The Great Bodie (Bill Rosemeyer)

William Rosemeyer still remembers the summers of 1960 and ’61 as the wettest in his life.

The Golf Avenue entrance to the midway.

The Great Bodie’s dunk tank was located in the west end of the Olymic Midway.

It was not because of frequent thunderstorms; indeed, bad weather gave Rosemeyer a break from his work as a dunk tank subject.

Rosemeyer was “Bodie the Clown” on the west end of the Olympic Midway, which was owned by Ronnie and Patty Elwood at the time. Other games on the midway were Bumpy cars, fast-draw Charlie, Fuzzy Wuzzy, the shooting gallery, miniature golf and Fascination.

The Bodie name and clown persona were selected by Ronnie and given to Rosemeyer to develop. His job was to coax a quarter from a passerby, which would get them three baseballs to hurl toward the dunk tank’s activator arm.

“To get their attention I would say ‘The great Bodie is high and dry and looking for a ball player,'” he says. “When I got a crowd, I would pick on people saying things like ‘You must be a biker by the bugs on your teeth.”

Ronnie Elwood hired Rosemeyer for the job because he was a “talkative” teenager, 15 years old at the time. As he recalls, the pay was $5 an hour, “great pay” for that time.

The water in the tank was about 4 1/2 feet deep. Because it was constantly being splashed out from the dunking, it had to be replenished all the time and therefore never got warm.

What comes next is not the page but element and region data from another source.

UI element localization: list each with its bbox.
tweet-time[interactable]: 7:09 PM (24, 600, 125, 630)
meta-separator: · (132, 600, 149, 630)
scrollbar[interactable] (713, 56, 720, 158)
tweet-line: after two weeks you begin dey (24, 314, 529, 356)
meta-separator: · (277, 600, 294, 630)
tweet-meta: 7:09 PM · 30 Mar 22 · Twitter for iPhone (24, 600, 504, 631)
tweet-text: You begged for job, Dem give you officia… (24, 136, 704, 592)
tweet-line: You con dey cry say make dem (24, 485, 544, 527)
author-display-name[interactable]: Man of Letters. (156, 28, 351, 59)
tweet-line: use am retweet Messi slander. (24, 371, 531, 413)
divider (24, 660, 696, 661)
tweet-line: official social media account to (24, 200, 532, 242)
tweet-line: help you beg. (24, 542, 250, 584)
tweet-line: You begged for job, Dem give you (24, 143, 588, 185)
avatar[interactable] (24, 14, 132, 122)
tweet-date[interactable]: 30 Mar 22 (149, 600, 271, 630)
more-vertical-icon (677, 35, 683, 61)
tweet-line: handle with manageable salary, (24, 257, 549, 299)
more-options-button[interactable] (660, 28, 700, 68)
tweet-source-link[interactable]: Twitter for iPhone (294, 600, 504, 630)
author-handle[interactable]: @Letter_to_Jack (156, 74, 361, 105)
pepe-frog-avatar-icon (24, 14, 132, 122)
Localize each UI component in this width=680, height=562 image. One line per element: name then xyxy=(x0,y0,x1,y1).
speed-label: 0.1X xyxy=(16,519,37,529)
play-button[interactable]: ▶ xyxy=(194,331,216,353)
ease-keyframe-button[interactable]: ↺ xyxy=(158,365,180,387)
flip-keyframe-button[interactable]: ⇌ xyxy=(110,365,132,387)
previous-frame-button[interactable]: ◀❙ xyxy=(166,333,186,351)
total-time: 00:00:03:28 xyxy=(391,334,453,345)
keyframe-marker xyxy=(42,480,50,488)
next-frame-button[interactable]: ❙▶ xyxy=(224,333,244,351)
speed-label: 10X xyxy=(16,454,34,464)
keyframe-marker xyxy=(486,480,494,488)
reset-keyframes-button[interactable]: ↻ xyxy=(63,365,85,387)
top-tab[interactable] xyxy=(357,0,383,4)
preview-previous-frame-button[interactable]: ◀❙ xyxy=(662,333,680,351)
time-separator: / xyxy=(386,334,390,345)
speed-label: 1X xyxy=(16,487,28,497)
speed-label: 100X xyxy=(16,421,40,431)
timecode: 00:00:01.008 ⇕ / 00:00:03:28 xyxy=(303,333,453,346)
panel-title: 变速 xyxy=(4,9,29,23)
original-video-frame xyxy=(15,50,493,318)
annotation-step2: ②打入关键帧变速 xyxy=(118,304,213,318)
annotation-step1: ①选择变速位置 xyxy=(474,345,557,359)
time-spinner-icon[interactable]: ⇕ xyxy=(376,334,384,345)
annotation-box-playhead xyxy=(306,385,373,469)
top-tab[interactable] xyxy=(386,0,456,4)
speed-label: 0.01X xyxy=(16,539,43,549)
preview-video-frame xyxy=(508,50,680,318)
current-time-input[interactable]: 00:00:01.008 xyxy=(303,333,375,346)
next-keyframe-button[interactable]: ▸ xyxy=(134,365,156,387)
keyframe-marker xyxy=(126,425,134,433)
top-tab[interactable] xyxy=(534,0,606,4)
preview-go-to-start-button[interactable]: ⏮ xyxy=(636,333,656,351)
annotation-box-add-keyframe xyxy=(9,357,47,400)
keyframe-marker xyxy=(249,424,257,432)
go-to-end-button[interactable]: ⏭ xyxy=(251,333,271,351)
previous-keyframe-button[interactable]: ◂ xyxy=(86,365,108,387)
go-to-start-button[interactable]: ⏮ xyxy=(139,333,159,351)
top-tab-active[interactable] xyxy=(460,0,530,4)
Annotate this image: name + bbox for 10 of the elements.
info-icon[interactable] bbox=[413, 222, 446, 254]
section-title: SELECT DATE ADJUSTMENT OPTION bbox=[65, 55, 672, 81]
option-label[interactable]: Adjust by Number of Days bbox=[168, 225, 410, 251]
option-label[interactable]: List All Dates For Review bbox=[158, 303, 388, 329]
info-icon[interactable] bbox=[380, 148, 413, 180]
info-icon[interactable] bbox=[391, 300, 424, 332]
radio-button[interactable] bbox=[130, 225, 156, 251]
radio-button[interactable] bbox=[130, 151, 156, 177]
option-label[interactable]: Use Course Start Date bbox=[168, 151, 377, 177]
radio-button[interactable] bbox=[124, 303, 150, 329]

Rosemeyer worked evenings, 6 to 10 p.m. or whenever the activity on The Strip slowed down. He wore a clown costume with a diving suit under it to stay warm.

He also wore makeup on his face. The makeup was waterproof but he put it over a base of cream so it would be easy to remove at the end of the shift.

The greatest danger Rosemeyer faced from the job was “getting beat up after work.” He played the antagonist and taunted the contestants by distracting them in the middle of the pitch or hurling an insult at them, like “be careful with that limp wrist.”

While in the tank, Brodie was protected from the contestant’s anger. But on the street, he was fair game.

“Well, being a joker and young, and after getting all the makeup off, I could not at times resist going around the front from a different direction and visiting with a few that wanted to kill me,” Rosemeyer recalls. “I would tell them I get him first. Then I’d leave soon after.”

Rosemeyer could count on being dunked several times a night.

“It was rare if the same person did it. It was always a surprise,” he recalls. “I did not stay down long as I always rehashed (the player) big time then.”

His summer job prepared him for future endeavors in the corporate world. He became a sales rep for Hughes Tool Company, a Howard Hughes business. He worked there 10 years while going to college. From 1973 to 1983, he had his own company. Rosemeyer tired retiring in Florida at the age of 36, but it didn’t work out and started a boat rental club, which he ran from 1982 to 2005. He is employed as a director of business development for Silikal America and covers the entire United States.

“I had a blast and it made me a good speaker to this day,” says Rosemeyer, who lives in Florida. “I do presentations to the board of directors for the national company that I work for to this day. I’m now 70 (2105) and work because I love what I do. A lot came from getting the nerve to do that job at that age.”

Rosemeyer has great memories of GOTL and returns when he can.

“I met my wife at the Cove Bar when helping Pete on a Fourth of July weekend in 1967. Our first date was at Eddie’s Grill. We go to Eddie’s every time we come up, for old-time’s sake,” he says.